Depuis le 1er janvier 2024, la Belgique a profondément réformé le statut d’artiste, désormais appelé statut du travailleur des arts. Cette réforme, adoptée par le précédent gouvernement fédéral, vise à mieux sécuriser les parcours souvent précaires des travailleuses et travailleurs de la culture. En reconnaissant les spécificités du travail artistique – contrats courts, projets ponctuels, périodes sans revenus… – elle entend garantir un meilleur accès à la sécurité sociale, notamment aux allocations de chômage, tout en encourageant la création et la diversité culturelle dans le pays. Si le statut n’est pas parfait, il constitue néanmoins un soutien important en vue de permettre aux artistes de développer leurs projets.
Ce nouveau dispositif concerne plusieurs milliers de personnes : environ 8 000 artistes, technicien·nes, acteurs et actrices culturelles, issus du spectacle vivant, des arts plastiques, de l’audiovisuel, de la musique et de bien d’autres disciplines.
Cependant, depuis plusieurs mois, une forte inquiétude agite le secteur. Le gouvernement Arizona, qui a fait de la réforme des allocations de chômage une de ses priorités, a instauré un système uniforme de limitation de celles-ci à maximum deux ans pour tous les demandeuses et demandeurs d’emploi, avec une exception réservée aux métiers en pénurie et certains métiers de la santé notamment. Une limitation qui est donc susceptible de nuire particulièrement aux artistes, dont les carrières sont intrinsèquement irrégulières et dépendantes de projets ponctuels.

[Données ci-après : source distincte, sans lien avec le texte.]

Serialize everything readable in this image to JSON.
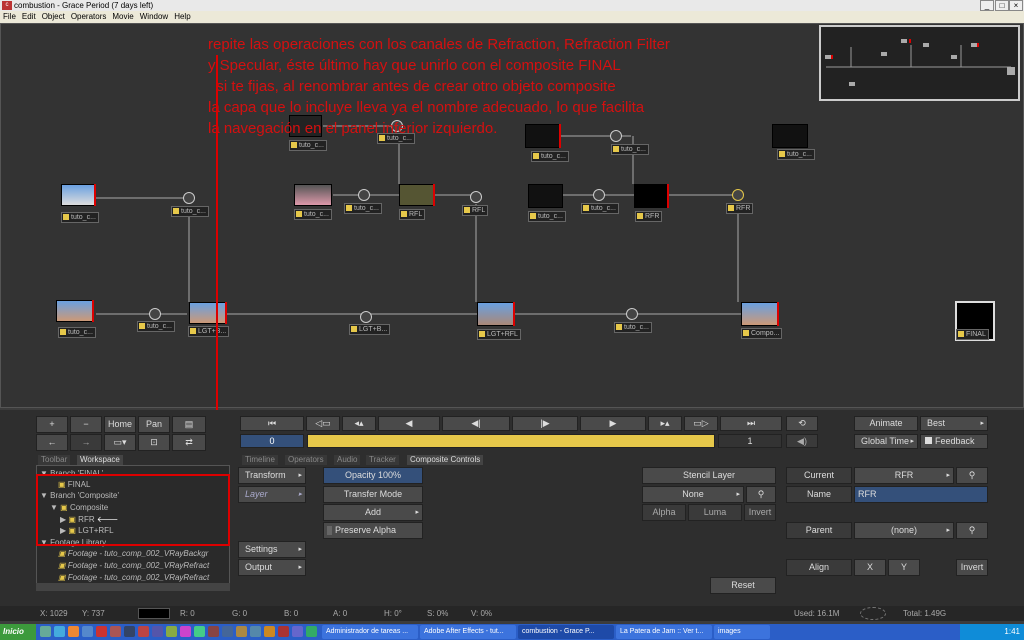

Si le ministre de l’Emploi, David Clarinval, a finalement assuré au printemps dernier, sous la pression des mobilisations syndicales et associatives, que le statut d’artiste serait maintenu, le secteur demeure vigilant. La situation reste fragile, d’autant que d’autres mesures sociales ou budgétaires pourraient l’affecter indirectement.
À titre d’exemple, les mesures prévues concernant les pensions – notamment un allongement des carrières nécessaires pour bénéficier d’une pension complète, la réduction des périodes assimilées, le nombre de jours de travail effectif par an nécessaire – pourraient fragiliser davantage les artistes dont les carrières sont discontinues et souvent marquées par des périodes sans revenus. La révision du système de la TVA – un projet aujourd’hui abandonné au niveau culturel – les coupes budgétaires des budgets affectés aux programmes culturels par les différents niveaux de pouvoir – plusieurs villes ont déjà dû revoir à la baisse leur soutien aux projets culturels locaux – sont autant de mesures rendant la carrière artistique précaire et incertaine.
Dans un contexte marqué par les crises et l’incertitude, la protection du statut des travailleur·es des arts, tout comme la garantie de leur liberté artistique ainsi que la valorisation de la culture comme bien essentiel, outil d’émancipation et pilier de la démocratie, doivent rester des priorités. Plus largement, au-delà du seul statut, c’est l’ensemble du secteur culturel qu’il nous appartient de soutenir et de promouvoir, aujourd’hui plus que jamais.